Desynchronized subspace coexists with the critical subspace

As discussed in the introduction, the standard point of view is that criticality is not compatible with desynchronized dynamical regimes; it is thought that the cortex must “choose” between criticality and a desynchronized regime. However, the fact that the critical subspace is low-dimensional raises an interesting question that challenges the standard view. Could there be a desynchronized dynamical regime that coexists with the critical subspace, in the same neural circuit, but in a different subspace?

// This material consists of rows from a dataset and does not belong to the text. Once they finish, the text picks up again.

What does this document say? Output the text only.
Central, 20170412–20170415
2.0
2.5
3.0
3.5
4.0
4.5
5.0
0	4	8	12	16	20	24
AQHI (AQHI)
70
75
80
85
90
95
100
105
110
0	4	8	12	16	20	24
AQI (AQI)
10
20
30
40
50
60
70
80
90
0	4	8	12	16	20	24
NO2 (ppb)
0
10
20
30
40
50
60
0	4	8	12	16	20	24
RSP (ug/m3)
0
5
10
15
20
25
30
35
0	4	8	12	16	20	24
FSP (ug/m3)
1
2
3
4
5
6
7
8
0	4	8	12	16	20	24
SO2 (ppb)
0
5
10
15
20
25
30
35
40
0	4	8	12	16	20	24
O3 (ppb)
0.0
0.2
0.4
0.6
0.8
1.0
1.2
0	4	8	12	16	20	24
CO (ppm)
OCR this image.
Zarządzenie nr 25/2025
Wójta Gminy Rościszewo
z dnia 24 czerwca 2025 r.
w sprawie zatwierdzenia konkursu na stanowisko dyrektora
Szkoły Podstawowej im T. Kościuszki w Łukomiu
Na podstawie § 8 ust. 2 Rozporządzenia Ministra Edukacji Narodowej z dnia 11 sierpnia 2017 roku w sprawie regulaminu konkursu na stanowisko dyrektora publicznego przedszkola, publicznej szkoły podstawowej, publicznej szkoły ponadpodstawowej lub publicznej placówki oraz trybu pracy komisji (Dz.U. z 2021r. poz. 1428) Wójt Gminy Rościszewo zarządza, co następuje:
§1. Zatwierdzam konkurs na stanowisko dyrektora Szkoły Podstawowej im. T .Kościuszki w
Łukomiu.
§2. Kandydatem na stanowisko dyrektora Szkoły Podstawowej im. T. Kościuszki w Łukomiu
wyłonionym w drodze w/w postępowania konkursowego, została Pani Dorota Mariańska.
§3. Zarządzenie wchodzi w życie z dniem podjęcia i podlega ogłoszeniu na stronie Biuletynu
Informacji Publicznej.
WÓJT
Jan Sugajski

As demonstrated in Figs 1C,J, and K, the number of dimensions needed to explain a substantial fraction of the total variance is much greater than the dimension of the critical subspace. This suggests that the additional dimensions beyond the critical subspace are “important”, in the sense that they are needed to explain much of the measured variance. What type of dynamics is contained in these additional dimensions? The basic mathematical facts of PCA require that these dimensions outside the critical subspace must have smaller fluctuations, because the critical subspace spans the first few PCs. But PCA does not tell us whether the dynamics in these dimensions has the characteristic features of a desynchronized regime: weak correlations among units, short autocorrelation timescales, and Gaussian distributed population activity. To answer these questions we reconstructed our measured spike count dynamics using a small number of PCs (d_c+1 through 2d_c) just beyond the cutoff dimension d_c of the critical subspace, as defined in Fig 1J,K. Fig 4A shows an example recording where each subspace is 6-dimensional (i.e. d_c = 6).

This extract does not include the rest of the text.